Facebook outlines investor perils in IPO

ByABC News
February 2, 2012, 10:11 PM

SAN FRANCISCO -- Facebook's stock may not be your BFF.

The social-networking giant on Wednesday spelled out shareholder risks in its proposed initial public offering. It hopes to raise at least $5 billion by selling shares to the public. Among potential threats to owning Facebook stock, the company named competition from Google for users and ad dollars, the need to attract mobile ads, and the possibility of privacy breaches of members' information.

Facebook's stock is expected to begin trading in May under the ticker symbol FB in what will likely be the largest-ever Internet IPO.

"I counsel caution," says Renaissance Capital principal Kathleen Smith.

Google's business tentacles — including search, mobile software and its Chrome browser — could help propel its Google+ social network. Facebook warns that could, in turn, draw members and advertisers away from its own site.

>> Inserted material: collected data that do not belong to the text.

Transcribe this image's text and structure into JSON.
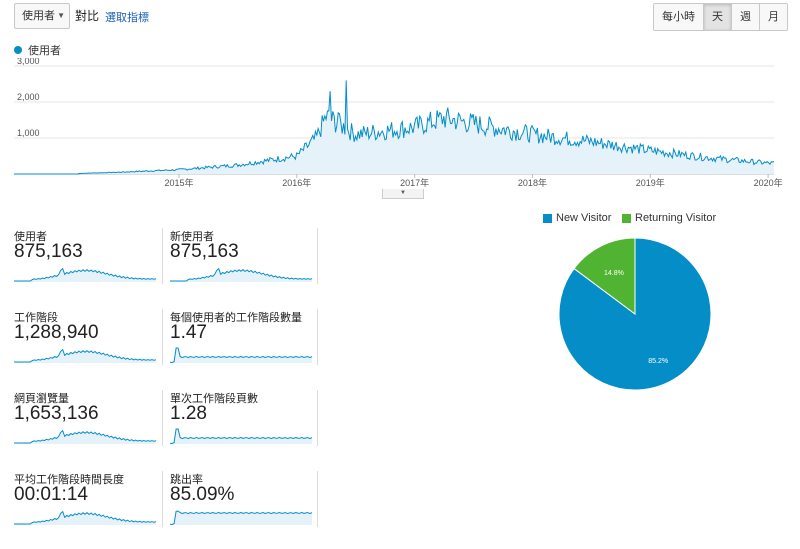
{
  "toolbar": {
    "metric_select": "使用者",
    "vs_label": "對比",
    "choose_metric": "選取指標",
    "granularity": [
      "每小時",
      "天",
      "週",
      "月"
    ],
    "active_granularity": "天"
  },
  "main_chart": {
    "legend": "使用者",
    "y_ticks": [
      "3,000",
      "2,000",
      "1,000"
    ],
    "x_ticks": [
      "2015年",
      "2016年",
      "2017年",
      "2018年",
      "2019年",
      "2020年"
    ]
  },
  "scorecards": [
    {
      "label": "使用者",
      "value": "875,163"
    },
    {
      "label": "新使用者",
      "value": "875,163"
    },
    {
      "label": "工作階段",
      "value": "1,288,940"
    },
    {
      "label": "每個使用者的工作階段數量",
      "value": "1.47"
    },
    {
      "label": "網頁瀏覽量",
      "value": "1,653,136"
    },
    {
      "label": "單次工作階段頁數",
      "value": "1.28"
    },
    {
      "label": "平均工作階段時間長度",
      "value": "00:01:14"
    },
    {
      "label": "跳出率",
      "value": "85.09%"
    }
  ],
  "pie": {
    "legend": [
      {
        "name": "New Visitor",
        "color": "#058dc7"
      },
      {
        "name": "Returning Visitor",
        "color": "#50b432"
      }
    ],
    "slice_labels": [
      "85.2%",
      "14.8%"
    ]
  },
  "chart_data": [
    {
      "type": "area",
      "ylim": [
        0,
        3000
      ],
      "y_ticks": [
        1000,
        2000,
        3000
      ],
      "x": [
        "2014-01",
        "2014-07",
        "2015-01",
        "2015-07",
        "2016-01",
        "2016-03",
        "2016-04",
        "2016-07",
        "2017-01",
        "2017-04",
        "2017-07",
        "2018-01",
        "2018-07",
        "2019-01",
        "2019-07",
        "2020-01"
      ],
      "series": [
        {
          "name": "使用者",
          "values": [
            0,
            50,
            120,
            250,
            500,
            1000,
            1600,
            1100,
            1300,
            1550,
            1400,
            1100,
            900,
            650,
            450,
            300
          ]
        }
      ]
    },
    {
      "type": "pie",
      "categories": [
        "New Visitor",
        "Returning Visitor"
      ],
      "values": [
        85.2,
        14.8
      ]
    }
  ]
}
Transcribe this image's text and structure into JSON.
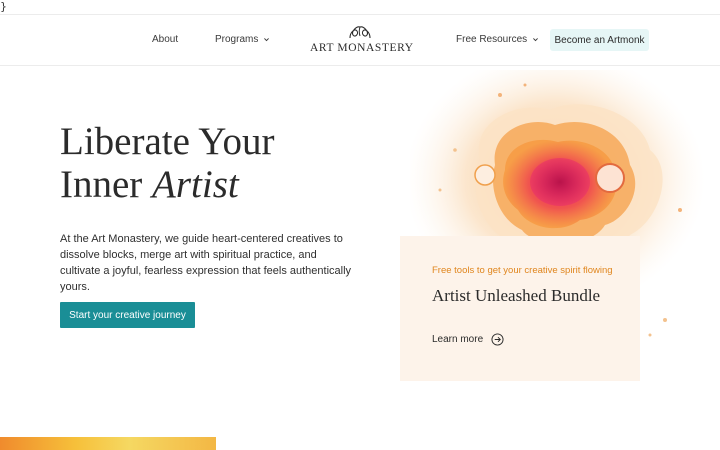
{
  "stray_text": "}",
  "header": {
    "nav_about": "About",
    "nav_programs": "Programs",
    "logo_text": "ART MONASTERY",
    "nav_free_resources": "Free Resources",
    "cta_label": "Become an Artmonk"
  },
  "hero": {
    "title_line1": "Liberate Your",
    "title_line2_plain": "Inner ",
    "title_line2_italic": "Artist",
    "description": "At the Art Monastery, we guide heart-centered creatives to dissolve blocks, merge art with spiritual practice, and cultivate a joyful, fearless expression that feels authentically yours.",
    "button_label": "Start your creative journey"
  },
  "card": {
    "eyebrow": "Free tools to get your creative spirit flowing",
    "title": "Artist Unleashed Bundle",
    "link_label": "Learn more"
  },
  "colors": {
    "accent_teal": "#1a8e96",
    "cta_bg": "#e6f6f6",
    "card_bg": "#fdf3ea",
    "eyebrow_orange": "#e0861e"
  },
  "icons": [
    "chevron-down-icon",
    "art-monastery-logo-icon",
    "arrow-circle-right-icon"
  ]
}
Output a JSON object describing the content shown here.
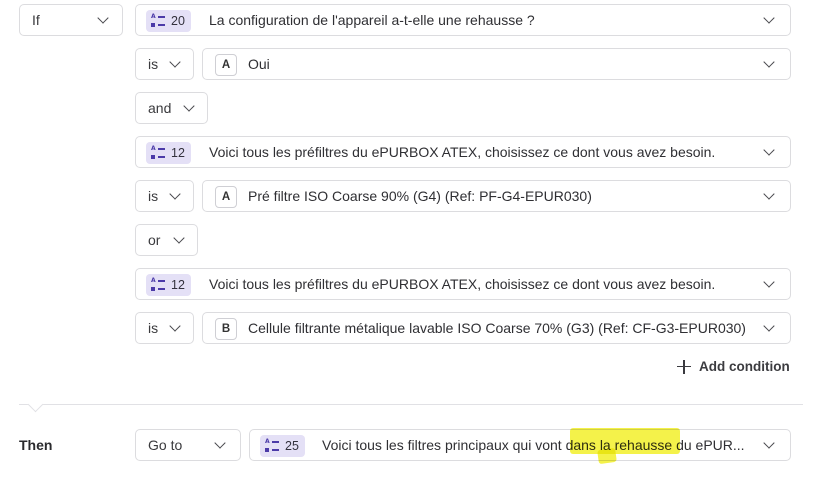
{
  "if_row": {
    "label": "If"
  },
  "conditions": [
    {
      "question_number": "20",
      "question_text": "La configuration de l'appareil a-t-elle une rehausse ?",
      "operator": "is",
      "answer_letter": "A",
      "answer_text": "Oui"
    },
    {
      "question_number": "12",
      "question_text": "Voici tous les préfiltres du ePURBOX ATEX, choisissez ce dont vous avez besoin.",
      "operator": "is",
      "answer_letter": "A",
      "answer_text": "Pré filtre ISO Coarse 90% (G4) (Ref: PF-G4-EPUR030)"
    },
    {
      "question_number": "12",
      "question_text": "Voici tous les préfiltres du ePURBOX ATEX, choisissez ce dont vous avez besoin.",
      "operator": "is",
      "answer_letter": "B",
      "answer_text": "Cellule filtrante métalique lavable ISO Coarse 70% (G3) (Ref: CF-G3-EPUR030)"
    }
  ],
  "connectors": [
    "and",
    "or"
  ],
  "add_condition_label": "Add condition",
  "then_row": {
    "label": "Then",
    "action": "Go to",
    "target_number": "25",
    "target_text": "Voici tous les filtres principaux qui vont dans la rehausse du ePUR..."
  },
  "colors": {
    "badge_bg": "#e4e0f6",
    "badge_icon": "#4b3aa8",
    "highlight": "#f3f02a",
    "border": "#dcdcdf"
  }
}
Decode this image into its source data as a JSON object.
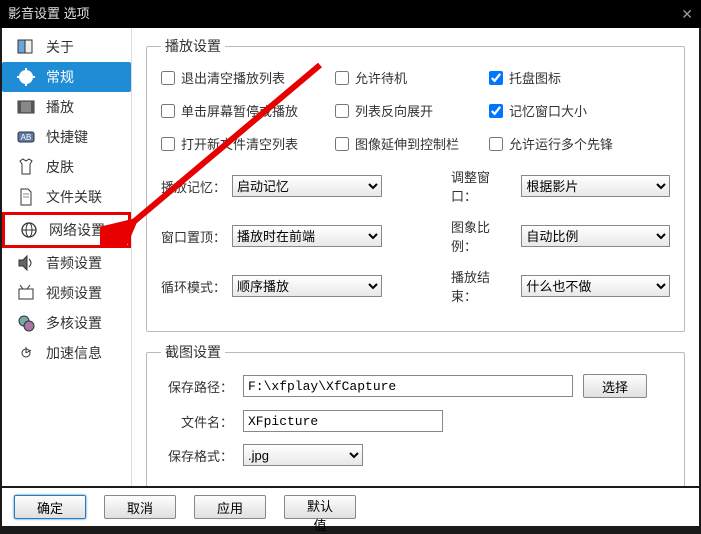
{
  "window": {
    "title": "影音设置 选项"
  },
  "sidebar": {
    "items": [
      {
        "label": "关于"
      },
      {
        "label": "常规"
      },
      {
        "label": "播放"
      },
      {
        "label": "快捷键"
      },
      {
        "label": "皮肤"
      },
      {
        "label": "文件关联"
      },
      {
        "label": "网络设置"
      },
      {
        "label": "音频设置"
      },
      {
        "label": "视频设置"
      },
      {
        "label": "多核设置"
      },
      {
        "label": "加速信息"
      }
    ]
  },
  "playback": {
    "legend": "播放设置",
    "chk": {
      "clear_on_exit": "退出清空播放列表",
      "allow_standby": "允许待机",
      "tray_icon": "托盘图标",
      "click_pause": "单击屏幕暂停或播放",
      "list_reverse": "列表反向展开",
      "remember_size": "记忆窗口大小",
      "open_clear": "打开新文件清空列表",
      "image_extend": "图像延伸到控制栏",
      "allow_multi": "允许运行多个先锋"
    },
    "sel": {
      "play_memory_l": "播放记忆：",
      "play_memory_v": "启动记忆",
      "resize_l": "调整窗口：",
      "resize_v": "根据影片",
      "window_top_l": "窗口置顶：",
      "window_top_v": "播放时在前端",
      "image_ratio_l": "图象比例：",
      "image_ratio_v": "自动比例",
      "loop_l": "循环模式：",
      "loop_v": "顺序播放",
      "end_l": "播放结束：",
      "end_v": "什么也不做"
    }
  },
  "capture": {
    "legend": "截图设置",
    "path_l": "保存路径：",
    "path_v": "F:\\xfplay\\XfCapture",
    "browse": "选择",
    "name_l": "文件名：",
    "name_v": "XFpicture",
    "format_l": "保存格式：",
    "format_v": ".jpg"
  },
  "footer": {
    "ok": "确定",
    "cancel": "取消",
    "apply": "应用",
    "default": "默认值"
  }
}
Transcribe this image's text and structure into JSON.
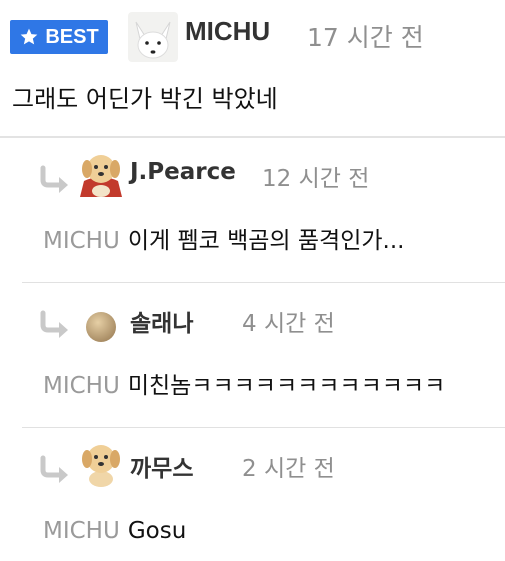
{
  "best_badge": {
    "label": "BEST"
  },
  "top_comment": {
    "author": "MICHU",
    "time": "17 시간 전",
    "text": "그래도 어딘가 박긴 박았네"
  },
  "replies": [
    {
      "author": "J.Pearce",
      "time": "12 시간 전",
      "mention": "MICHU",
      "text": "이게 펨코 백곰의 품격인가..."
    },
    {
      "author": "솔래나",
      "time": "4 시간 전",
      "mention": "MICHU",
      "text": "미친놈ㅋㅋㅋㅋㅋㅋㅋㅋㅋㅋㅋㅋ"
    },
    {
      "author": "까무스",
      "time": "2 시간 전",
      "mention": "MICHU",
      "text": "Gosu"
    }
  ]
}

The considerable hype that surrounds the planned stock offering is tempered by several other red flags revealed in Wednesday's filing with the Securities and Exchange Commission:

•Mobile. Of all the risks mentioned, this could be Facebook's Kryptonite. Though half of its 845 million members are mobile users, Facebook acknowledged it has yet to take advantage of mobile ad sales.

Advertising accounted for 85% of Facebook's revenue last year, and advertising's share of total revenue has declined the past few years.

"Growth in use of Facebook through our mobile products, where we do not currently display ads, as a substitute for use on personal computers may negatively affect our revenue and financial results," the company warned.

Twitter and Microsoft, which Facebook also names as competitive threats, are going after the same advertising dollars. The shift to mobile devices and apps will "likely intensify," says Bob White, an attorney who closely follows IPOs.

•Phishing scams. Because of the company's prominence, Facebook in its filing says, "We believe that we are a particularly attractive target for such attacks," wherein thieves use e-mail to trick people into giving up personal and financial information.

•Privacy concerns. And a stock shock is just a malevolent exploit away in the form of a massive privacy breach. Financial results could be affected by "system failures or breaches of security or privacy," it said.

•Cyberattack. Hackers could unleash an attack on its network like the data breach in April that exposed the personal information of more than 77 million users on Sony's PlayStation Network. That crushed business there in April, for example.

Yet, perhaps ironically, CEO Mark Zuckerberg embraced a hacker lifestyle at Facebook in his shareholder letter.

"We have cultivated a unique culture and management approach that we call the Hacker Way," he wrote.